How does one implement Weight regularization (l1 or l2) manually without optimum?


(MirandaAgent) #1

I wanted to do it manually so I implemented it as follows:

reg_lambda=1.0
l2_reg=0
for W in mdl.parameters():
    l2_reg += *W.norm(2)
batch_loss = (1/N_train)*(y_pred - batch_ys).pow(2).sum() + reg_lambda*l2_reg
## BACKARD PASS
batch_loss.backward() # Use autograd to compute the backward pass. Now w will have gradients

is this correct? the key part I care about is that the SGD update works correctly. i.e.:

## SGD update
for W in mdl.parameters():
    delta = eta*W.grad.data
    W.data.copy_(W.data - delta) # W - eta*g + A*gdl_eps

has the 2w term in the SGD update.

here is a related question: Simple L2 regularization?

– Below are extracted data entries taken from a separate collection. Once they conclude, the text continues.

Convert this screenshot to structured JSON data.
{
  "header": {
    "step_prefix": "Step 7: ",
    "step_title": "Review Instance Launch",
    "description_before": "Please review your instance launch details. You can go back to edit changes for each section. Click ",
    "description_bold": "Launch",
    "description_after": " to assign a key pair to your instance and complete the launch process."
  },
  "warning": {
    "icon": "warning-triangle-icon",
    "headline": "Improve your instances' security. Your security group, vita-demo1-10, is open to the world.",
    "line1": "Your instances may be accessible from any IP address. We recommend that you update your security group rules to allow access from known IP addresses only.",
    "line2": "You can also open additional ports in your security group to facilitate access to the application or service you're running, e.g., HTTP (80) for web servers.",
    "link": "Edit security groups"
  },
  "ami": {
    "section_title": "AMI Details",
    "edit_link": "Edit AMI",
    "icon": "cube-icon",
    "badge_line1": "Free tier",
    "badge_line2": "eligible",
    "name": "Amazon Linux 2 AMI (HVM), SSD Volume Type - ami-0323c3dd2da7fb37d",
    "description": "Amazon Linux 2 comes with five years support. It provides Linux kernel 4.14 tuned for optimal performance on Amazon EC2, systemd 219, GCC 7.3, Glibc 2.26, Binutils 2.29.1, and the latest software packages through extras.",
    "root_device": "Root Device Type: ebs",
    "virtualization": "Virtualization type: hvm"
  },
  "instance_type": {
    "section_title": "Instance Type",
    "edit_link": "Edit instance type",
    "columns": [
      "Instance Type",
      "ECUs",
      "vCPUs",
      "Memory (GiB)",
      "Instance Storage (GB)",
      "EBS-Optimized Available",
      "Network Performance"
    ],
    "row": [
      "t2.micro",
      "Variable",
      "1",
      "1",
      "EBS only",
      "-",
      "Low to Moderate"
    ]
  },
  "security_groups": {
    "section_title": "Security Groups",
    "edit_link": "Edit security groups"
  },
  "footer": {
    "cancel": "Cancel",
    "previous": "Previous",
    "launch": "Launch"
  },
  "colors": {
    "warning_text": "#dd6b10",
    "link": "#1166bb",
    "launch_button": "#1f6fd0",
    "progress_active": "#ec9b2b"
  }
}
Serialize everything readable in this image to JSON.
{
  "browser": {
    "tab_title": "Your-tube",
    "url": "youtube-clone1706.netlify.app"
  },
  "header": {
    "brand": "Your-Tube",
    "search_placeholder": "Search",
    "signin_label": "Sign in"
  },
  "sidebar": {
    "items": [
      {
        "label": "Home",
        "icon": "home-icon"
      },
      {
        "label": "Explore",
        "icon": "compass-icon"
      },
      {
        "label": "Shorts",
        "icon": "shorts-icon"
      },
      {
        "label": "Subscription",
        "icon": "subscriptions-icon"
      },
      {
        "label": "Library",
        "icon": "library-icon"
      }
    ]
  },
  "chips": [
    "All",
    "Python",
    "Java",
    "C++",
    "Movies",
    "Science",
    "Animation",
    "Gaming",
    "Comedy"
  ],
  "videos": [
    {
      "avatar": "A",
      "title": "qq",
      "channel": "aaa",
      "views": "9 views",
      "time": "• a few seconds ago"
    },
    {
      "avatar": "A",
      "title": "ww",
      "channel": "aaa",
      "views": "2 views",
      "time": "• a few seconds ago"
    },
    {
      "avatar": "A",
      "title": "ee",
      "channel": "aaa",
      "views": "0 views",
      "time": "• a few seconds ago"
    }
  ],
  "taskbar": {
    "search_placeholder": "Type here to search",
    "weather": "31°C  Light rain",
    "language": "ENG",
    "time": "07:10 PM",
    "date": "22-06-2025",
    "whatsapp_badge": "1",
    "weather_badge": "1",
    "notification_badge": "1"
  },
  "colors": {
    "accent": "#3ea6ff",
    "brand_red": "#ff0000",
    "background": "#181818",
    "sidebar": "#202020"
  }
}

TypeError: unsupported operand type(s) for +: 'MSELoss' and 'float'
#2

it’s almost correct.

l2_reg here is a python scalar, so operations done on it are not recorded for the autograd backward().
Instead, you should make l2_reg to be an autograd Variable.

l2_reg = None
for W in mdl.parameters():
    if l2_reg is None:
        l2_reg = W.norm(2)
    else:
        l2_reg = l2_reg + W.norm(2)
batch_loss = (1/N_train)*(y_pred - batch_ys).pow(2).sum() + l2_reg * reg_lambda
batch_loss.backward()

Adding L1/L2 regularization in a Convolutional Networks in PyTorch?
(MirandaAgent) #3

Why not:

    l2_reg = Variable( torch.FloatTensor(1), requires_grad=True)
    for W in mdl.parameters():
        l2_reg = l2_reg + W.norm(2)

(not sure if l2_reg should be 1x1 or 1).


#4

yes you can do this too.


#5

I get the following error while trying this

File “…/lib/python3.6/site-packages/torch/autograd/variable.py”, line 146, in backward
self._execution_engine.run_backward((self,), (gradient,), retain_variables)
File “…/lib/python3.6/site-packages/torch/autograd/_functions/reduce.py”, line 200, in backward
return input.mul(grad_output[0] / self.norm)
ZeroDivisionError: float division by zero

Any suggestions ? (I guess its somehow getting self.norm as 0).


#6

As a workaround, I just ensure the l2 norm of the weights is not 0 after initialization (which should be handled in the code I think).


#7

Since the parameters are Variables, won’t l2_reg be automatically converted to a Variable at the end? I’m using l2_reg=0 and it seems to work.
Also I’m not sure if OP’s formula for L2 reg is correct. You need the sum of every parameter element squared.


(MirandaAgent) #8

W.norm(2) should be W.norm(2)**2, no?


(MirandaAgent) #9

I Im missing a square, W.norm(2) should be W.norm(2)**2, no?


#10

Yeah; but it’s probably more efficient to just do torch.pow(W, 2).sum(). Also you may want to multiply by 0.5 as a standard convention.


(Nitin Kumar Bansal) #12

Further Printing the the value returned by the function, it surely seems to be going towards INF. But almost the same logic for custom regularization, works in tensorflow. Am I doing something wrong code wise.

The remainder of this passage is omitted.